Dans la circonscription de Campbellton-Dalhousie, le résultat est beaucoup moins serré. Le député sortant, Guy Arseneault, a conservé sans trop de difficulté son siège. En 2018, le candidat libéral avait remporté la victoire avec près de 2000 voix sa plus proche rivale la candidate conservatrice. Cette fois, il croisait le fer avec un candidat moins connu du grand public, le conservateur Charles Stewart, qui avait tenté sa chance en 2018 dans la circonscription voisine de Restigouche-Chaleur.

Et comme en 2018, la victoire du député Arseneault est confortable. Il s’est même permis de l’augmenter avec quelque 3200 voix d’avance.
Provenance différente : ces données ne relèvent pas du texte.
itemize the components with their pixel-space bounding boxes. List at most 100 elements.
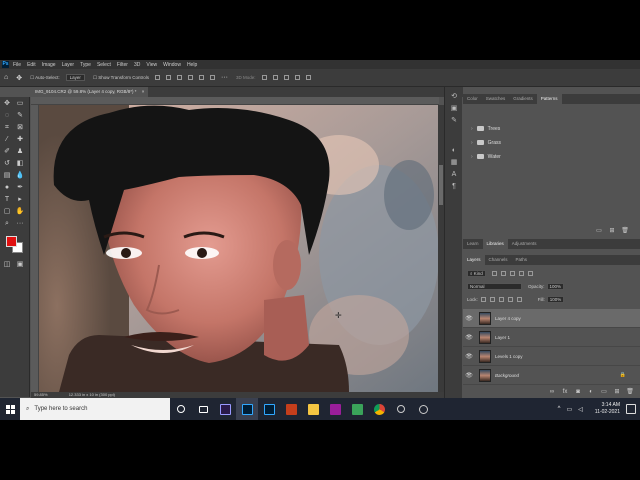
move-tool-icon[interactable]: ✥: [16, 74, 22, 82]
volume-icon[interactable]: ◁: [578, 406, 583, 413]
tab-learn[interactable]: Learn: [463, 239, 483, 249]
layer-name[interactable]: Levels 1 copy: [495, 354, 523, 359]
layer-row-levels-1-copy[interactable]: 👁 Levels 1 copy: [463, 347, 640, 366]
zoom-tool-icon[interactable]: ⌕: [2, 219, 12, 228]
taskbar-search-box[interactable]: ⌕ Type here to search: [20, 398, 170, 420]
lock-image-icon[interactable]: [489, 297, 495, 302]
auto-select-target-dropdown[interactable]: Layer: [65, 74, 85, 81]
cortana-icon[interactable]: [170, 398, 192, 420]
network-icon[interactable]: ▭: [566, 406, 572, 413]
frame-tool-icon[interactable]: ⊠: [15, 123, 25, 132]
new-pattern-icon[interactable]: ⊞: [608, 228, 616, 235]
add-mask-icon[interactable]: ◙: [574, 389, 582, 396]
layer-name[interactable]: Layer 1: [495, 335, 510, 340]
adjust-panel-icon[interactable]: ◐: [450, 147, 458, 155]
menu-view[interactable]: View: [146, 62, 157, 68]
tab-adjustments[interactable]: Adjustments: [508, 239, 541, 249]
quick-mask-icon[interactable]: ◫: [2, 260, 12, 269]
home-icon[interactable]: ⌂: [4, 74, 8, 81]
align-bottom-icon[interactable]: [210, 75, 216, 80]
layer-name[interactable]: Background: [495, 373, 519, 378]
start-button[interactable]: [0, 398, 20, 420]
brush-settings-icon[interactable]: ✎: [450, 117, 458, 125]
history-brush-tool-icon[interactable]: ↺: [2, 159, 12, 168]
delete-layer-icon[interactable]: 🗑: [626, 389, 634, 396]
chevron-right-icon[interactable]: ›: [471, 154, 473, 160]
gradient-tool-icon[interactable]: ▤: [2, 171, 12, 180]
brush-tool-icon[interactable]: ✐: [2, 147, 12, 156]
lock-transparent-icon[interactable]: [480, 297, 486, 302]
align-middle-icon[interactable]: [199, 75, 205, 80]
rectangle-tool-icon[interactable]: ▢: [2, 207, 12, 216]
3d-slide-icon[interactable]: [294, 75, 300, 80]
filter-shape-icon[interactable]: [518, 271, 524, 276]
filter-smart-icon[interactable]: [527, 271, 533, 276]
menu-filter[interactable]: Filter: [117, 62, 128, 68]
3d-pan-icon[interactable]: [283, 75, 289, 80]
path-selection-tool-icon[interactable]: ▸: [15, 195, 25, 204]
menu-window[interactable]: Window: [163, 62, 181, 68]
menu-select[interactable]: Select: [97, 62, 111, 68]
lock-artboard-icon[interactable]: [507, 297, 513, 302]
filter-adjustment-icon[interactable]: [500, 271, 506, 276]
menu-image[interactable]: Image: [42, 62, 56, 68]
tab-layers[interactable]: Layers: [463, 255, 485, 265]
more-options-icon[interactable]: ···: [221, 74, 228, 81]
history-panel-icon[interactable]: ⟲: [450, 93, 458, 101]
blur-tool-icon[interactable]: 💧: [15, 171, 25, 180]
tab-gradients[interactable]: Gradients: [509, 94, 537, 104]
notification-icon[interactable]: [626, 404, 636, 414]
document-tab[interactable]: IMG_9104.CR2 @ 59.8% (Layer 4 copy, RGB/…: [31, 87, 149, 97]
eye-icon[interactable]: 👁: [463, 334, 475, 341]
eyedropper-tool-icon[interactable]: ⁄: [2, 135, 12, 144]
file-explorer-icon[interactable]: [302, 398, 324, 420]
lasso-tool-icon[interactable]: ◌: [2, 111, 12, 120]
chevron-up-icon[interactable]: ^: [558, 406, 561, 412]
layer-row-background[interactable]: 👁 Background 🔒: [463, 366, 640, 385]
artboard-tool-icon[interactable]: ▭: [15, 99, 25, 108]
premiere-pro-icon[interactable]: [214, 398, 236, 420]
premiere-icon[interactable]: [324, 398, 346, 420]
properties-panel-icon[interactable]: ▣: [450, 105, 458, 113]
hand-tool-icon[interactable]: ✋: [15, 207, 25, 216]
move-tool-icon[interactable]: ✥: [2, 99, 12, 108]
chevron-right-icon[interactable]: ›: [471, 126, 473, 132]
eye-icon[interactable]: 👁: [463, 353, 475, 360]
align-left-icon[interactable]: [155, 75, 161, 80]
new-layer-icon[interactable]: ⊞: [613, 389, 621, 396]
filter-pixel-icon[interactable]: [491, 271, 497, 276]
task-view-icon[interactable]: [192, 398, 214, 420]
auto-select-checkbox[interactable]: ☐ Auto-Select:: [30, 75, 60, 81]
tab-patterns[interactable]: Patterns: [536, 94, 562, 104]
clock[interactable]: 3:14 AM 11-02-2021: [595, 402, 620, 416]
opacity-field[interactable]: 100%: [546, 283, 565, 290]
clone-stamp-tool-icon[interactable]: ♟: [15, 147, 25, 156]
close-icon[interactable]: ×: [142, 89, 145, 94]
3d-roll-icon[interactable]: [272, 75, 278, 80]
pattern-folder-trees[interactable]: › Trees: [471, 124, 500, 133]
tab-color[interactable]: Color: [463, 94, 482, 104]
3d-orbit-icon[interactable]: [261, 75, 267, 80]
3d-scale-icon[interactable]: [305, 75, 311, 80]
pattern-folder-water[interactable]: › Water: [471, 152, 501, 161]
filter-type-icon[interactable]: [509, 271, 515, 276]
link-layers-icon[interactable]: ∞: [548, 389, 556, 396]
new-group-icon[interactable]: ▭: [600, 389, 608, 396]
layer-row-layer-4-copy[interactable]: 👁 Layer 4 copy: [463, 309, 640, 328]
lock-all-icon[interactable]: [516, 297, 522, 302]
adjustment-layer-icon[interactable]: ◐: [587, 389, 595, 396]
eye-icon[interactable]: 👁: [463, 315, 475, 322]
photoshop-taskbar-icon[interactable]: [236, 398, 258, 420]
pattern-folder-grass[interactable]: › Grass: [471, 138, 501, 147]
align-top-icon[interactable]: [188, 75, 194, 80]
layer-style-icon[interactable]: fx: [561, 389, 569, 396]
zoom-level[interactable]: 59.85%: [34, 392, 48, 397]
dodge-tool-icon[interactable]: ●: [2, 183, 12, 192]
tab-channels[interactable]: Channels: [485, 255, 512, 265]
healing-brush-tool-icon[interactable]: ✚: [15, 135, 25, 144]
document-canvas[interactable]: ✛: [39, 105, 438, 392]
menu-type[interactable]: Type: [80, 62, 91, 68]
tool-icon[interactable]: [390, 398, 412, 420]
scrollbar-thumb[interactable]: [439, 165, 443, 205]
lock-position-icon[interactable]: [498, 297, 504, 302]
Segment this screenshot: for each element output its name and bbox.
«Je suis très ému par cette marque de confiance de la part des électeurs. C’est très touchant, et surtout très motivant», souligne le député réélu.

Celui-ci entend faire du maintien des services en santé et de l’économie ses deux principaux chevaux de bataille.
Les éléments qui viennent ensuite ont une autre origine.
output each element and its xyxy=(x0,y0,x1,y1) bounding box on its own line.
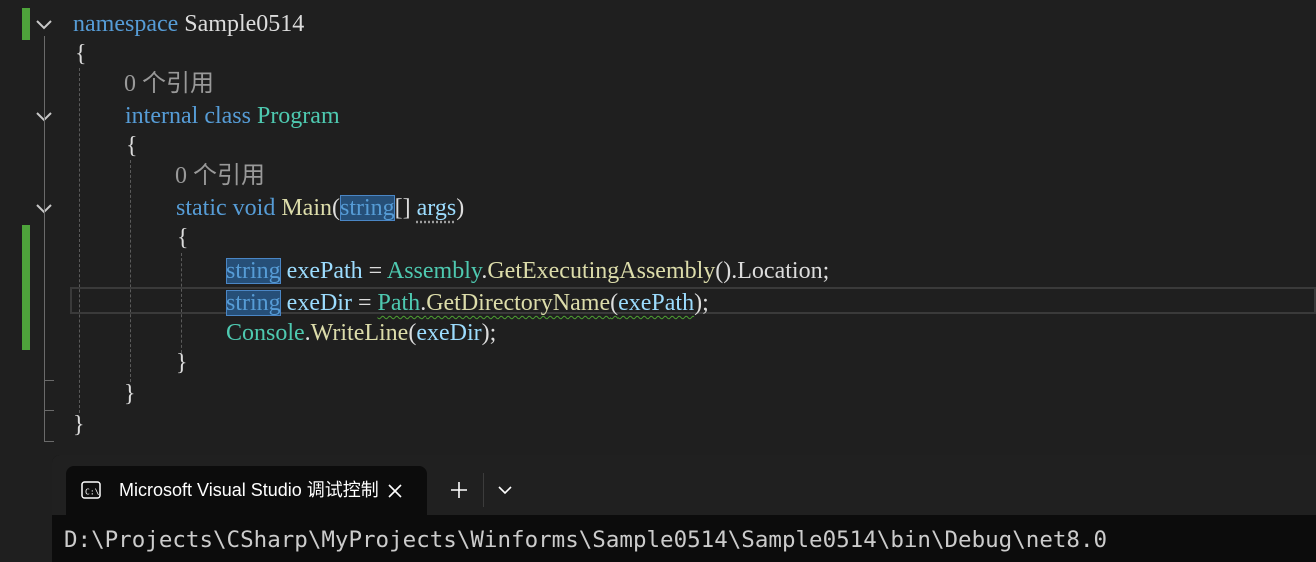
brace: { xyxy=(177,225,189,251)
code-line: static void Main(string[] args) xyxy=(176,195,465,221)
codelens-references[interactable]: 0 个引用 xyxy=(124,69,214,99)
keyword: void xyxy=(232,195,276,221)
code-line: } xyxy=(176,348,188,378)
outline-bar xyxy=(44,36,45,442)
chevron-down-icon[interactable] xyxy=(34,14,54,34)
outline-bar xyxy=(44,380,54,381)
brace: { xyxy=(126,133,138,159)
code-line: } xyxy=(124,379,136,409)
code-line: string exePath = Assembly.GetExecutingAs… xyxy=(226,258,830,284)
keyword: internal xyxy=(125,103,199,129)
class-name: Program xyxy=(256,103,340,129)
terminal-output: D:\Projects\CSharp\MyProjects\Winforms\S… xyxy=(64,527,1108,553)
brace: } xyxy=(176,350,188,376)
change-marker xyxy=(22,225,30,350)
indent-guide xyxy=(79,68,80,413)
change-marker xyxy=(22,8,30,40)
keyword: static xyxy=(176,195,227,221)
method-name: GetExecutingAssembly xyxy=(487,258,716,284)
console-icon: C:\ xyxy=(81,480,101,500)
keyword: namespace xyxy=(73,11,179,37)
terminal-tab-bar: C:\ Microsoft Visual Studio 调试控制台 xyxy=(52,455,1316,515)
parameter-name: args xyxy=(416,195,457,221)
code-line: { xyxy=(75,39,87,69)
keyword-highlighted: string xyxy=(340,195,395,221)
type-name: Assembly xyxy=(386,258,482,284)
type-name: Console xyxy=(226,320,305,346)
code-line: { xyxy=(126,131,138,161)
method-name: WriteLine xyxy=(310,320,409,346)
keyword-highlighted: string xyxy=(226,258,281,284)
type-name: Path xyxy=(377,290,421,316)
code-line: internal class Program xyxy=(125,101,340,131)
code-line: } xyxy=(73,410,85,440)
references-label[interactable]: 0 个引用 xyxy=(175,163,265,189)
terminal-window[interactable]: C:\ Microsoft Visual Studio 调试控制台 D:\Pro… xyxy=(52,455,1316,562)
variable-name: exePath xyxy=(618,290,695,316)
variable-name: exeDir xyxy=(286,290,352,316)
namespace-name: Sample0514 xyxy=(184,11,305,37)
svg-text:C:\: C:\ xyxy=(85,488,100,497)
variable-name: exeDir xyxy=(416,320,482,346)
property-name: Location xyxy=(737,258,823,284)
brace: { xyxy=(75,41,87,67)
variable-name: exePath xyxy=(286,258,363,284)
plus-icon[interactable] xyxy=(447,478,471,502)
code-line: Console.WriteLine(exeDir); xyxy=(226,320,497,346)
keyword: class xyxy=(204,103,251,129)
code-editor[interactable]: namespace Sample0514 { 0 个引用 internal cl… xyxy=(0,0,1316,470)
terminal-tab[interactable]: C:\ Microsoft Visual Studio 调试控制台 xyxy=(66,466,427,515)
code-line: { xyxy=(177,223,189,253)
close-icon[interactable] xyxy=(383,479,407,503)
divider xyxy=(483,473,484,507)
tab-title[interactable]: Microsoft Visual Studio 调试控制台 xyxy=(119,466,379,515)
references-label[interactable]: 0 个引用 xyxy=(124,71,214,97)
indent-guide xyxy=(130,160,131,382)
method-name: Main xyxy=(281,195,332,221)
code-line: string exeDir = Path.GetDirectoryName(ex… xyxy=(226,290,709,316)
keyword-highlighted: string xyxy=(226,290,281,316)
outline-bar xyxy=(44,410,54,411)
chevron-down-icon[interactable] xyxy=(495,480,515,500)
outline-bar xyxy=(44,441,54,442)
codelens-references[interactable]: 0 个引用 xyxy=(175,161,265,191)
code-line: namespace Sample0514 xyxy=(73,9,304,39)
method-name: GetDirectoryName xyxy=(426,290,611,316)
brace: } xyxy=(73,412,85,438)
brace: } xyxy=(124,381,136,407)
«Même si on se retrouve dans l’opposition, ça ne veut pas dire que nous ne pouvons pas faire avancer des projets, améliorer les services et faire en sorte que ce gouvernement n’arrive pas avec de mauvaises surprises pour notre région. Le premier ministre a dit à maintes reprises que ses décisions allaient être basées sur des informations objectives, et bien moi je le prends aux mots. Je vais lui monter des dossiers tellement solides qu’il n’aura pas le choix de les accepter. On verra alors à quel point il est honnête dans ses propos», dit M. Arseneault.

Restigouche-Chaleur

Sans grande surprise, la circonscription de Restigouche-Chaleur demeure aussi aux mains des libéraux grâce à une victoire sans équivoque du candidat et député sortant, Daniel Guitard.

En 2018, M. Guitard avait littéralement écrasé la compétition. Cette fois, la victoire du libéral est du même acabit, avec 3823 votes, soit près de 2000 de plus que la représentante du Parti vert, Marie Larivière. S’il y a d’ailleurs une surprise dans cette circonscription, c’est cette performance de cette dernière qui a relégué le candidat conservateur au troisième rang.
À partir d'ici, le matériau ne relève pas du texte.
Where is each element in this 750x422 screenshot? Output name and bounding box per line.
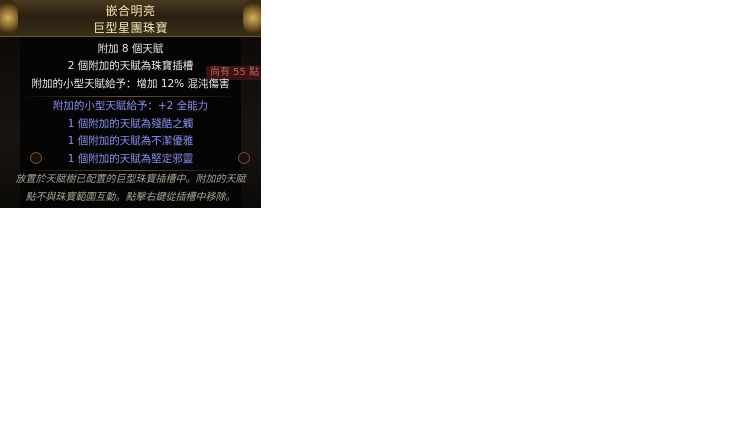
tooltip-header: 嵌合明亮 巨型星團珠寶 [0, 0, 261, 37]
description-line: 點不與珠寶範圍互動。點擊右鍵從插槽中移除。 [25, 192, 236, 203]
mod-divider [20, 96, 241, 97]
enchant-line: 1 個附加的天賦為堅定邪靈 [67, 153, 194, 165]
mod-line: 附加的小型天賦給予：增加 12% 混沌傷害 [31, 78, 230, 90]
enchant-line: 1 個附加的天賦為不潔優雅 [67, 135, 194, 147]
enchant-line: 附加的小型天賦給予：+2 全能力 [52, 100, 209, 112]
mod-line: 2 個附加的天賦為珠寶插槽 [67, 60, 194, 72]
item-name: 嵌合明亮 [105, 4, 156, 18]
item-tooltip: 尚有 55 點 嵌合明亮 巨型星團珠寶 附加 8 個天賦 2 個附加的天賦為珠寶… [0, 0, 261, 208]
description-line: 放置於天賦樹已配置的巨型珠寶插槽中。附加的天賦 [15, 174, 246, 185]
enchant-line: 1 個附加的天賦為殘酷之觸 [67, 118, 194, 130]
mod-line: 附加 8 個天賦 [97, 43, 164, 55]
item-base-type: 巨型星團珠寶 [92, 21, 168, 35]
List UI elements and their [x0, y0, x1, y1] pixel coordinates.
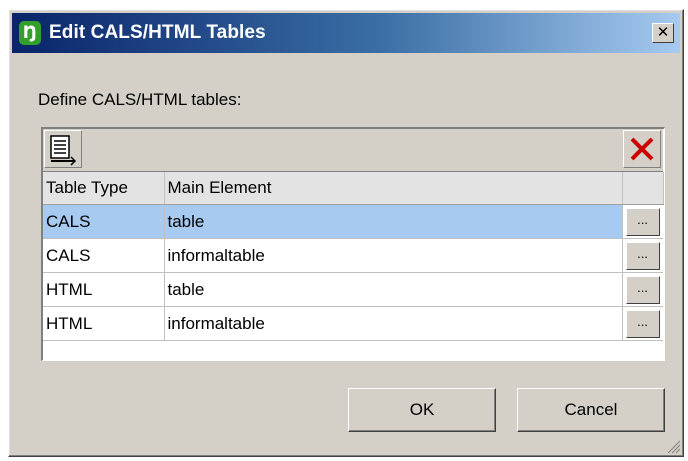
cell-table-type[interactable]: CALS: [43, 238, 165, 273]
column-header-main-element[interactable]: Main Element: [164, 172, 623, 205]
cell-main-element[interactable]: informaltable: [164, 238, 623, 273]
edit-row-button[interactable]: ...: [625, 309, 660, 338]
ok-button[interactable]: OK: [348, 388, 496, 432]
append-row-button[interactable]: [44, 130, 82, 168]
cell-table-type[interactable]: HTML: [43, 306, 165, 341]
close-button[interactable]: ✕: [652, 23, 674, 43]
table-row[interactable]: HTML informaltable ...: [43, 306, 663, 341]
cell-main-element[interactable]: informaltable: [164, 306, 623, 341]
app-icon: Ŋ: [19, 21, 41, 45]
window-title: Edit CALS/HTML Tables: [49, 22, 266, 43]
resize-grip-icon[interactable]: [665, 438, 681, 454]
close-icon: ✕: [656, 23, 670, 41]
cell-table-type[interactable]: HTML: [43, 272, 165, 307]
append-row-icon: [50, 135, 77, 166]
column-header-blank: [622, 172, 664, 205]
cell-main-element[interactable]: table: [164, 204, 623, 239]
column-header-table-type[interactable]: Table Type: [43, 172, 165, 205]
tables-panel: Table Type Main Element CALS table ... C…: [41, 127, 665, 361]
title-bar[interactable]: Ŋ Edit CALS/HTML Tables ✕: [12, 13, 680, 53]
cancel-button[interactable]: Cancel: [517, 388, 665, 432]
table-row[interactable]: HTML table ...: [43, 272, 663, 307]
cell-table-type[interactable]: CALS: [43, 204, 165, 239]
edit-tables-dialog: Ŋ Edit CALS/HTML Tables ✕ Define CALS/HT…: [8, 9, 684, 457]
table-toolbar: [43, 129, 663, 172]
edit-row-button[interactable]: ...: [625, 275, 660, 304]
grid-header-row: Table Type Main Element: [43, 172, 664, 205]
edit-row-button[interactable]: ...: [625, 207, 660, 236]
tables-grid: Table Type Main Element CALS table ... C…: [43, 172, 664, 341]
cell-main-element[interactable]: table: [164, 272, 623, 307]
delete-icon: [630, 137, 654, 161]
table-row[interactable]: CALS informaltable ...: [43, 238, 663, 273]
table-row[interactable]: CALS table ...: [43, 204, 663, 239]
prompt-label: Define CALS/HTML tables:: [38, 90, 242, 109]
delete-row-button[interactable]: [623, 130, 661, 168]
edit-row-button[interactable]: ...: [625, 241, 660, 270]
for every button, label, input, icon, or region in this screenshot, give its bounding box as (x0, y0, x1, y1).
«On a fait une campagne propre et le résultat est là. On a vendu nos idées, nos valeurs, sans dénigrer nos adversaires politiques. Je suis fier de ce que l’on a réussi à accomplir», a commenté M. Guitard en entrevue.

Maintenant, l’heure est maintenant à la reconstruction économique pour sa circonscription.

«Nous avons travaillé sur plusieurs dossiers avec le gouvernement en place, mais sans résultats puisqu’il tient les cordons de sa bourse très serrés. Je ne prévois pas que ce sera facile à Fredericton au cours des quatre prochaines années, mais chose certaine, ce gouvernement devra changer d’attitude envers le nord. Il faut qu’il se réveille et se décide enfin à travailler avec nous pour développer cette partie de la province», dit-il.

Qu’en est-il maintenant de son rôle de président de la Chambre? M. Guitard estime que le premier ministre possède maintenant la latitude suffisante pour nommer un député de son propre parti. Celui-ci est néanmoins toujours ouvert à la discussion si le souhait du premier ministre est de le revoir à cette position.